Sometimes, I miss that. When I don’t have anything to do, and I think, “Hey, if I had someone I could just call up…”
But I don’t.  And I’ve pretty much accepted that I don’t.
The reality? I’m pretty self-involved.  Involved with my guys, my kids, my writing, my job, my life.  And sometimes…just with myself.
Sometimes…too much with myself.
See, I can be okay with the fact that the price I pay for my hyper-involvement in my own world is that I don’t get to “play in any of their reindeer games.” We all make choices about what’s the best use of limited resources, and I accept the consequences of my choices, even if I feel bad as a result sometimes.
But what I really hate is when my self-involvement impacts those around me in negative ways.
In an amusing “for instance” there’s this:
I usually remember Ad’s birthday. Like, before the actual day. In fact, I have planned a cruise and two different getaways for us during his bday time in the past…
Okay, okay, I confess that it just so happened that I planned the trips and then realized they fell on his birthday. But they still count! (Right?)
Sigh.  Maybe not. In the end, he’s had a great time, and I usually remember the actual day when we’re there, though…  That has to count for something, right?
Gah. I really DO suck.
Anyway. This year there is no trip. And so…I almost forgot about his birthday entirely (yes that’s how bad I suck.) I remembered because my office closes on Veteran’s Day (his birthday.) That’s how I remember his birthday.  (See? I really do suck!)  This year I am getting him a Kindle.
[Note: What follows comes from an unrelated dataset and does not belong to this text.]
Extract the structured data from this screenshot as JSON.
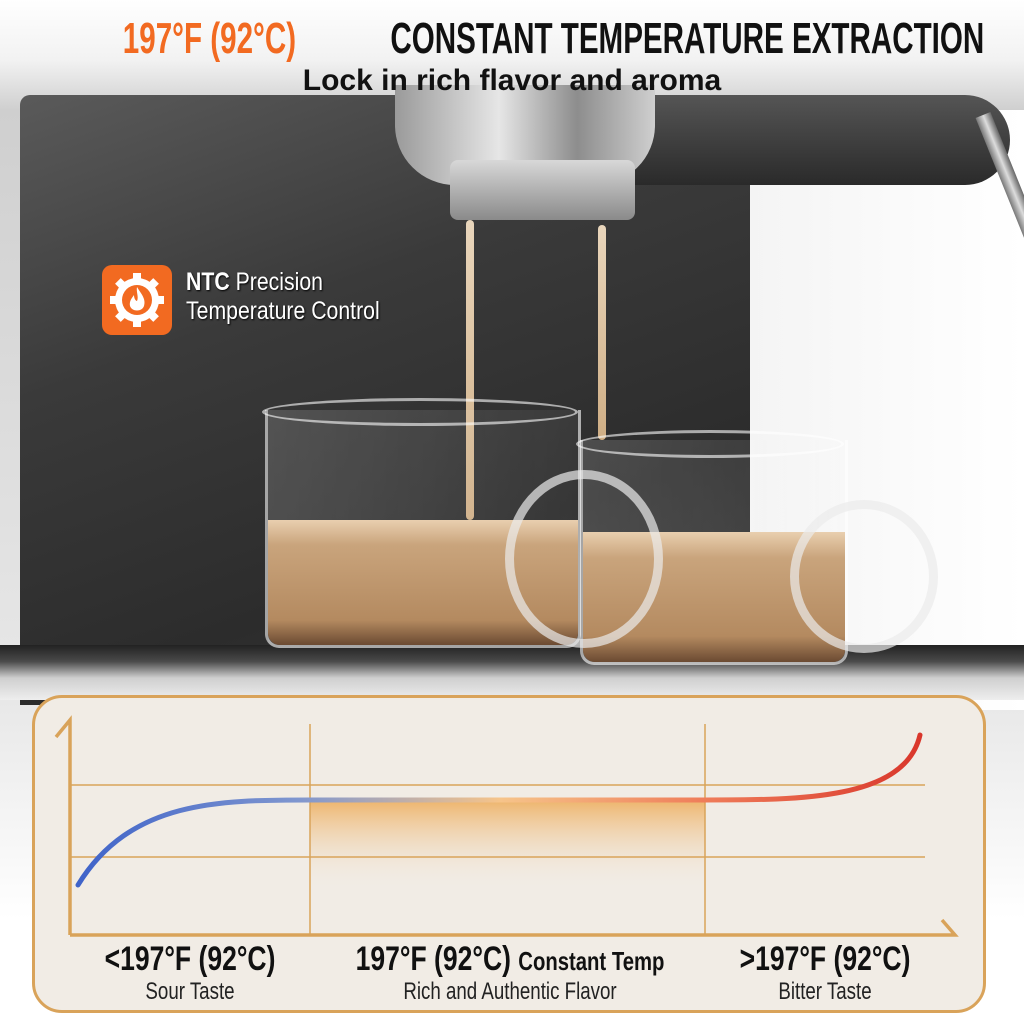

And I had actually planned on it a long time ago!  But I would not have remembered if not for this convo at my office:
Boss Lady: …and the office is closed Friday…
Me: Closed Friday? Why?
Her & Coworker: Because it’s Veteran’s Day!
Me: Oh, cool!  A day off.
(Pause)
Me: OMG–wait! Veteran’s Day is Friday??!?
Them: Yesss….
Me: That means it’s Ad’s birthday!  OhmygodIhavetobuyhimapresent!!!!
Boss Lady and Coworker just shake their heads.  Yep, they know me.  Boss Lady makes me order the Kindle right there in front of her to be sure I did it, and get the two-day shipping. (They, um, take care of me, right?)
So yeah, I ordered it, and I got the two day shipping.  And he’s gonna have a Kindle! So yay!
But see? I really do suck as a girlfriend.
Other times it’s not so amusing.
This time that W spends at his mother’s house in Florida isn’t easy on him. And sometimes, I get so involved in my own drama of missing him and missing play and missing sex and just being bored out of my fucking mind, that I forget that he’s suffering too, for real, in ways that have nothing to do with play and sex and kink and silliness.
And I regret that.
I wish my Boss Lady would remind me of that every once in awhile.

One thought on “I Suck. (And not in the good way. Tho okay, I do that too.)

  1. I understand a lot of what you’re saying. But I think you’re being far too hard on yourself. You don’t suck (well, you do in the good way :)).
    If anything, I think what I read here is something that Jena and I both suffer from at times: you’re getting lost in your head. It’s easy to do. And it’s OK. We all get lost that way.
    You are you: and how you are is OK. I happen to think the world of you.